After the meeting, I step out into the brittle afternoon air, and it’s like the cold hits harder here. Not sharp, exactly, but persistent. A clinging kind of cold, the kind that crawls under cuffs and down collars no matter how tailored your coat is. I hate this place already. Too many trees, too many traditions, too much damned sentimentality clinging to every hand-painted sign and snow-covered lantern.
Thomas is waiting by the SUV, flipping through something on his tablet.

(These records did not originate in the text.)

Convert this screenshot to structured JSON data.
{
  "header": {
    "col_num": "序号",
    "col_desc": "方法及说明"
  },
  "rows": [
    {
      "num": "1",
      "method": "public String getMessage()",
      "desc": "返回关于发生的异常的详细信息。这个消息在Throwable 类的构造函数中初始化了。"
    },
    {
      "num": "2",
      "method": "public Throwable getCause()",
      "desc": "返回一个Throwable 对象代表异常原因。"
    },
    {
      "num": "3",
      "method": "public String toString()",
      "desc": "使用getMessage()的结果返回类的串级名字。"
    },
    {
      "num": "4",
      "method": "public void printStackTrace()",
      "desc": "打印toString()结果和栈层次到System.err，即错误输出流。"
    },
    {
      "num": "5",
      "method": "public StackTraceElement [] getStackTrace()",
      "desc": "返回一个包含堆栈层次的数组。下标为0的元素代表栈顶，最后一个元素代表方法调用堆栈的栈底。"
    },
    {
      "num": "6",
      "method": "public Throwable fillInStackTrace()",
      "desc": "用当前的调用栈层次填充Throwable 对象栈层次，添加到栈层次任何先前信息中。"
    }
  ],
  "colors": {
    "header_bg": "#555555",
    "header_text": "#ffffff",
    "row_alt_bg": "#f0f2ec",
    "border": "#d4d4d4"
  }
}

He’s dressed like a city lawyer trying to play outdoorsman: sleek navy parka, immaculate gloves, and boots too clean to have ever seen actual snow.
“Well,” he says, not looking up. “That went predictably.”
“She’s not a problem,” I answer, stepping into the warmth of the vehicle and stripping off my gloves one finger at a time. “She’s a delay.”
He chuckles. “A very vocal, very stubborn delay.”
I glance out the window as the SUV pulls away from the hall, and sure enough, Clara’s still standing at the top of the steps, arms crossed, watching us drive off like she’s memorizing the plates so she can slash the tires later. The wind tosses her darkcurls across her face, and she brushes them aside with a flick of her wrist, sharp and practiced.
“Send the revised permits tonight,” I tell Thomas. “We’ll expedite the demo order. I want the site cleared before the second snowfall.”
“There’s talk in town about the Winter Festival,” he says. “They’re tying a lot of emotional capital to that lodge.”
“They can tie all the ribbon they want. It won’t stop progress.”
Thomas shifts in his seat. “Do you want me to handle her? Maybe a formal cease and desist. Or a buyout offer. Sweeten it, just enough to make her rethink.”
“No.” I close my eyes for a beat. “Let her fight. She’ll tire herself out.”